Reader Review: "The Netanyahus"



by Cathryn Conroy (Dublin, Ohio): Maybe I just don’t get it? That was my initial thought (repeated a lot in my head) when I was reading this short Pulitzer Prize-winning (2022) book by Joshua Cohen.


But then—about one-third of the way through—it came together for me, and (I think) I got it. Or, at least, I started to get it.


Despite the title, this is not really about that famous (infamous?) Israeli family. It’s really about a man named Ruben Blum, a professor of history at the bucolic Corbin College, a small liberal arts college in not-quite upstate New York. When Blum is hired on the faculty in the late 1950s, he is the only Jewish professor in the college. And not only that, the Blums—wife Edith, who is a librarian at the college and daughter Judith, a senior at the local high school—are the only Jewish family in town.

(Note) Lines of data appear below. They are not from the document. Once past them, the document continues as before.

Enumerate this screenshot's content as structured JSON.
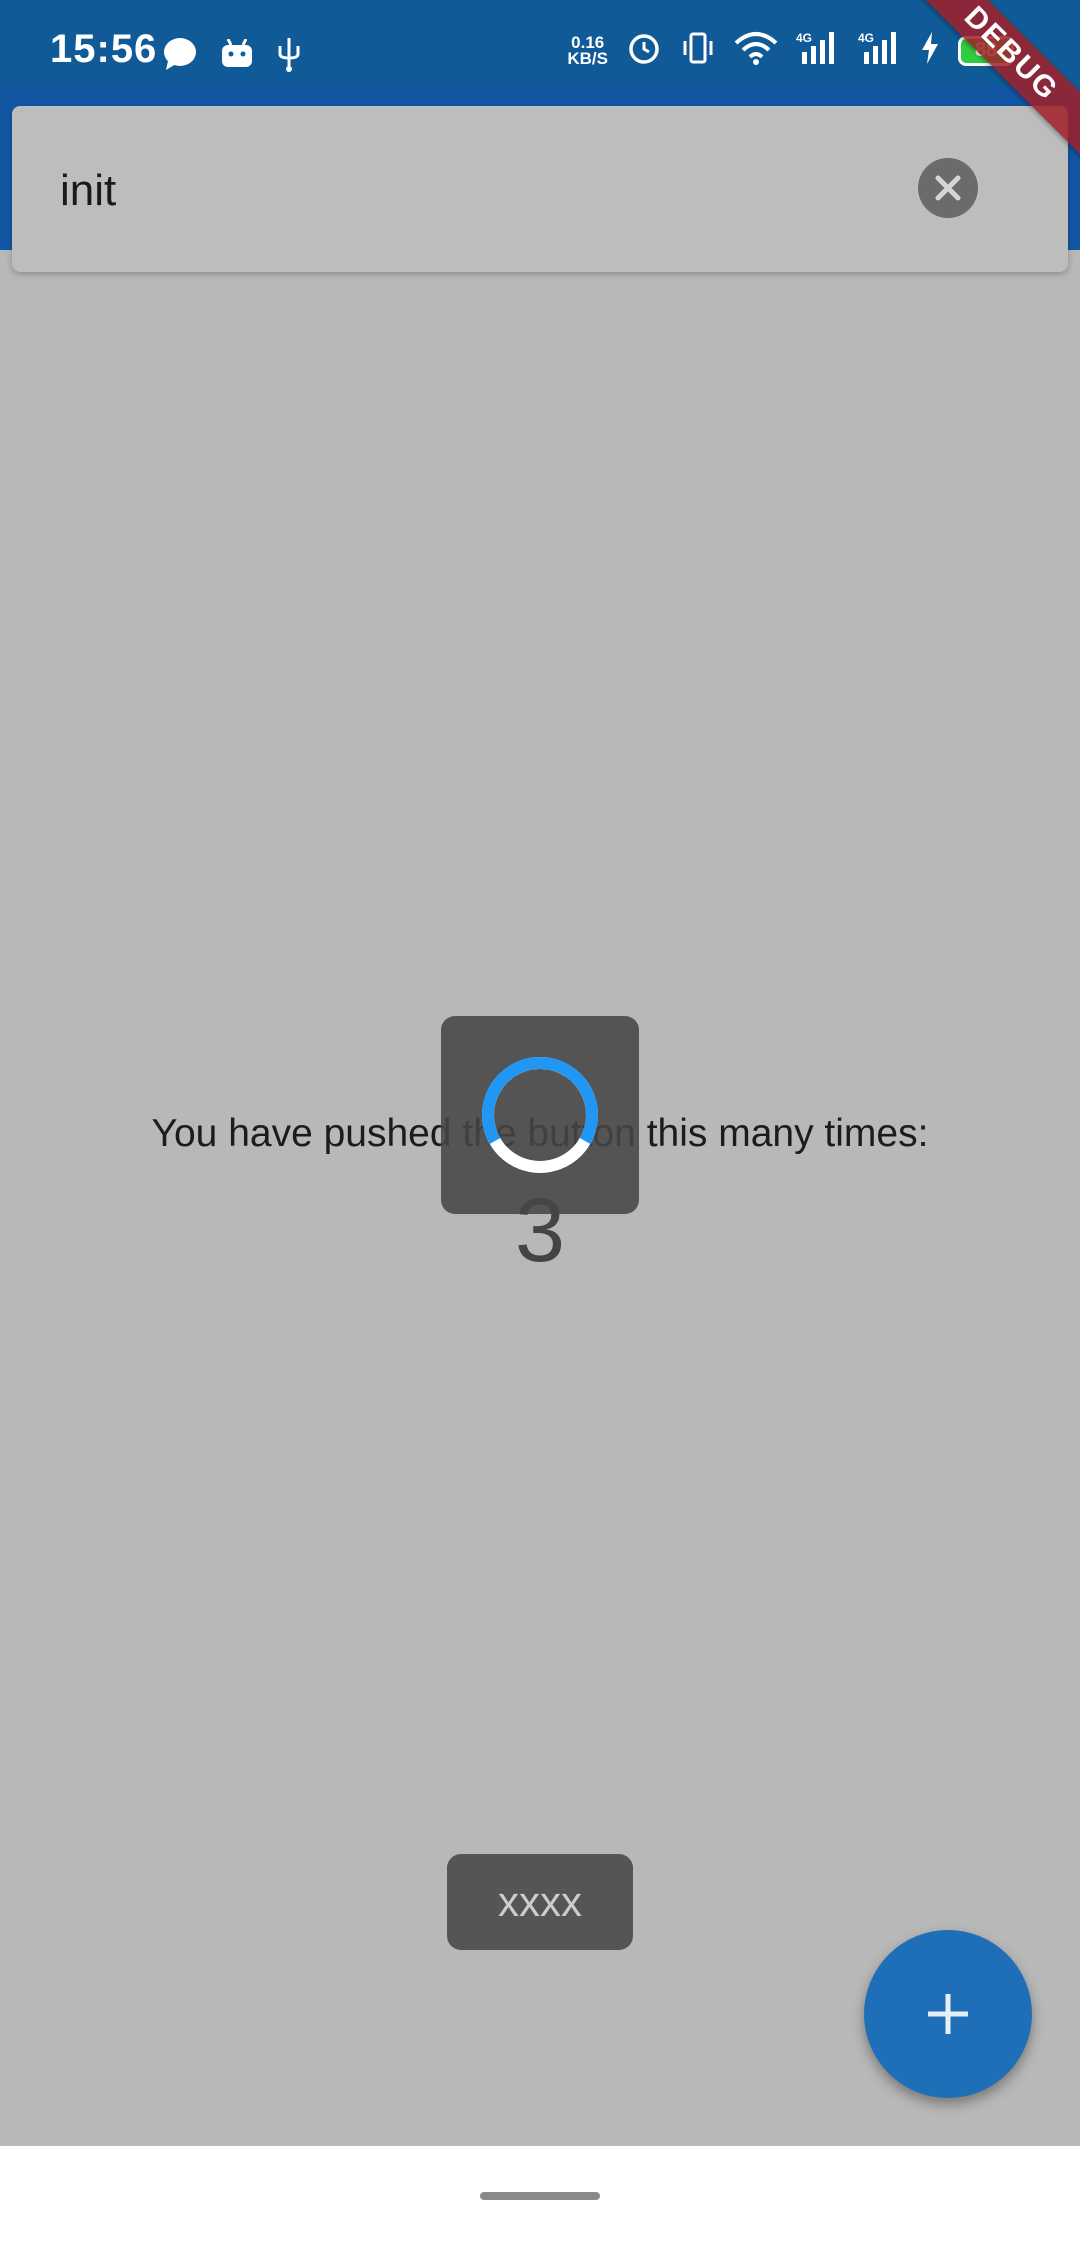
{
  "status_bar": {
    "time": "15:56",
    "network_speed_value": "0.16",
    "network_speed_unit": "KB/S",
    "battery_level": "88",
    "icons": [
      "chat-bubble-icon",
      "android-icon",
      "usb-icon",
      "alarm-icon",
      "vibrate-icon",
      "wifi-icon",
      "signal-4g-icon",
      "signal-4g-icon",
      "charging-icon",
      "battery-icon"
    ]
  },
  "debug_banner": "DEBUG",
  "search": {
    "value": "init",
    "clear_icon": "close-icon"
  },
  "main": {
    "counter_label": "You have pushed the button this many times:",
    "counter_value": "3"
  },
  "loading": {
    "visible": true,
    "spinner_color": "#2196f3"
  },
  "toast": {
    "text": "xxxx"
  },
  "fab": {
    "icon": "plus-icon",
    "color": "#1f6fb8"
  },
  "colors": {
    "status_bar": "#0f5a97",
    "app_bar": "#1565c0",
    "scrim_background": "#b8b8b8"
  }
}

It’s the very snowy and cold winter of 1959-1960. For various reasons, the Corbin College history department is forced, almost against its will, to hire a new professor, and the man applying for the job is Benzion Netanyahu. Because both men are Jewish, Rube is asked to serve on the hiring committee. During his extensive research of the candidate, Rube discovers some questionable and troubling facts about the man’s curriculum vitae.


But the story isn’t about Netanyahu’s interview (until suddenly it is). It’s about Rube, Edith, and Judy and their assimilation into this WASP town where Edith is bored and disconsolate, while Judy is angry at the move and feeling intense parental pressure to achieve and succeed. But when the Netanyahus show up—yes, the entire family, including the three sons (one of whom is Benjamin)—the book takes a humorous turn—as in laugh out loud funny—including a bit of dark comedy. Benzion, an obscure Israeli academic, feels stranded in the United States with no job, a half-finished history book on a topic no one understands or believes is true, a furious wife, and three wild young sons.


The book is a bit pretentious, quite long-winded, and overly verbose at times, making it sometimes feel like a slog. And then it shifts seemingly without warning to become a more compelling and interesting story. And sometimes a funny story. While some of it feels like a family sitcom gone terribly wrong, the novel is also a serious portrayal of modern Jewish history and the establishment of the state of Israel.


And end note: As bizarre and unlikely the premise, it turns out that it’s based on a real event when Benzion Netanyahu applied for a job at Yale interviewing with renowned literary critic and humanities professor Harold Bloom. Do take the time when you are finished with the novel to read the “Credits and Extra Credit” for elucidation on how the novel came to be.